In the Soviet defense command center, Marshal Moskanko stared at the men around him. His shaking hands betrayed his turmoil. Omskuschin and Fedoseyev looked at each other in silence while someone switched on the cameras in a Cosmos orbiting two hundred miles northeast of Tashkent on a course leading it over the Chinese Communist nuclear-test facilities in the Sinkiang Desert.

The marshals of the Soviet Union looked at the wall screen and saw clearly the mushroom that Joe Safcek had planted.

* * *

Because the bomb was set off at ground level and in a sparsely populated region, its destructiveness did not match the horrors of Nagasaki and Hiroshima. The fireball was blocked by the hills and valleys from spreading wildly down toward Tashkent. Even the full effects of the blast were muzzled somewhat as it reached the northern outskirts of the metropolis. But the inhabitants would never be the same after that day.

They saw the malevolent mushroom rising over them and then felt the concussion reach out to touch them.
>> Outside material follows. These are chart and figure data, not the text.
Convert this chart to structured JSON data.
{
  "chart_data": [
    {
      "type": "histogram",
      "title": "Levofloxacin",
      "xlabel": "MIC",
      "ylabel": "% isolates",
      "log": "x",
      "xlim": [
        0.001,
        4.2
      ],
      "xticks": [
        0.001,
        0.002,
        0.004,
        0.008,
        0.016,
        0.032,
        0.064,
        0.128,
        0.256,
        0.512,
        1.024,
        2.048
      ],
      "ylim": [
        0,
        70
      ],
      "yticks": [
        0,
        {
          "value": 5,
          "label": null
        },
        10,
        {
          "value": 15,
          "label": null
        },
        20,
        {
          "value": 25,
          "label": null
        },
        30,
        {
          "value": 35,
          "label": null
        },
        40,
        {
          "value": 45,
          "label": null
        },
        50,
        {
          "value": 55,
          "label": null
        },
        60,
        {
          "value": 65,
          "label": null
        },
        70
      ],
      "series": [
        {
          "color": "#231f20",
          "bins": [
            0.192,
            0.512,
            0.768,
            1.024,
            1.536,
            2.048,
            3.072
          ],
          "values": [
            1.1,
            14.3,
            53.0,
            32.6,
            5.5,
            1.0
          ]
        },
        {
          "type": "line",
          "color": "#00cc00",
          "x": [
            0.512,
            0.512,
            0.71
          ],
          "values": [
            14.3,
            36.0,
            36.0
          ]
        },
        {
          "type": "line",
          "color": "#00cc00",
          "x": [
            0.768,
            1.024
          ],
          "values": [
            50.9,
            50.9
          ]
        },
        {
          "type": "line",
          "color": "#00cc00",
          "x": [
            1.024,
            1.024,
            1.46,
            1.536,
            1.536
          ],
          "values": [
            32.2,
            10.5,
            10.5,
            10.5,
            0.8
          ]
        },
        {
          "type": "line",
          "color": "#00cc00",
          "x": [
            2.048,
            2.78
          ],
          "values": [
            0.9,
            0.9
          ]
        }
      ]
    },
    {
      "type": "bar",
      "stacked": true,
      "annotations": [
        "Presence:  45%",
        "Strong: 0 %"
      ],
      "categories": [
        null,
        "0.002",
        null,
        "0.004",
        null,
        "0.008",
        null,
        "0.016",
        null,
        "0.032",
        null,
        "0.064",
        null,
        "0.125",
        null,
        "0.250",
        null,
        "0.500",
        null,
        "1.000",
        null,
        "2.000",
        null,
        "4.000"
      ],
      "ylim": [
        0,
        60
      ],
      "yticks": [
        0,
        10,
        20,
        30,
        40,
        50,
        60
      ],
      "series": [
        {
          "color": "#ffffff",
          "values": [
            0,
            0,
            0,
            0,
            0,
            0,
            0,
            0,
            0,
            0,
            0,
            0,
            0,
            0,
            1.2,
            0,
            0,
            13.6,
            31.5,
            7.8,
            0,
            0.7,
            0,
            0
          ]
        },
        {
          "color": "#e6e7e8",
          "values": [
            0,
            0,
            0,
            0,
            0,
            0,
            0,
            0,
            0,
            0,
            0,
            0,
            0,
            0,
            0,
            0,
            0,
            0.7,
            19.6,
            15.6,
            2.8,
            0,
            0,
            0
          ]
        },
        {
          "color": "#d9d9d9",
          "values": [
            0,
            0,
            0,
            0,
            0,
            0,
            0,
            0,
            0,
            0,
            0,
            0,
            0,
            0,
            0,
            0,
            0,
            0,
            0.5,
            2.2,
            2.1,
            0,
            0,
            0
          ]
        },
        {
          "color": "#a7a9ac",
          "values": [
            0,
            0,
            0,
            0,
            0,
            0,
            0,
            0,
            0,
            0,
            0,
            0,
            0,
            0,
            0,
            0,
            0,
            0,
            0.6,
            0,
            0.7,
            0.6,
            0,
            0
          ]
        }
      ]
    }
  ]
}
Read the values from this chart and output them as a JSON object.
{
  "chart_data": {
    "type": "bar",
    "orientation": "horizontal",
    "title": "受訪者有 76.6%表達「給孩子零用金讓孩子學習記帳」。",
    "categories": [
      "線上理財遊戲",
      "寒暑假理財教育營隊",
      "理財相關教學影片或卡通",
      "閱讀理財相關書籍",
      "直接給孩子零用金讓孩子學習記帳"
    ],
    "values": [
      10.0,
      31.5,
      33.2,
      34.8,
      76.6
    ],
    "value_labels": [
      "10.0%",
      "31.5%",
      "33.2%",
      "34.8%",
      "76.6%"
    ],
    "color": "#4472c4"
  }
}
Slivers of glass, carried like rain through the air, slashed thousands of pedestrians. On every street, houses buckled and crumbled under the impact of the shock wave. They swayed and fell, spewing out their collection of flotsam and furniture. Streetcars and busses overturned, and automobiles were rammed into buildings with the velocity of artillery shells. The cries of the trapped and dying were joined by the clamor of ambulances and fire trucks, rushing to extricate them from the debris.

In the town of Chirchiz, eleven miles to the east, Olga Spitkovsky heard the rumble, then was thrown to the floor by the shock wave, which broke every window in the house. As Mrs. Spitkovsky rose, she stepped on a picture of her daughter, Luba, gone for so long from her country and her family. Luba’s mother wiped the blood off her face and ran outside to see what had happened to her town that day.

It had taken the bomb less than five minutes to spend its terrible fury.

* * *

Stark roused himself from the hypnotic vision on the screen to ask for Midas readings. Sam Riordan spoke to California. The monitor said Soviet missile sites were not on alert yet. Stark listened.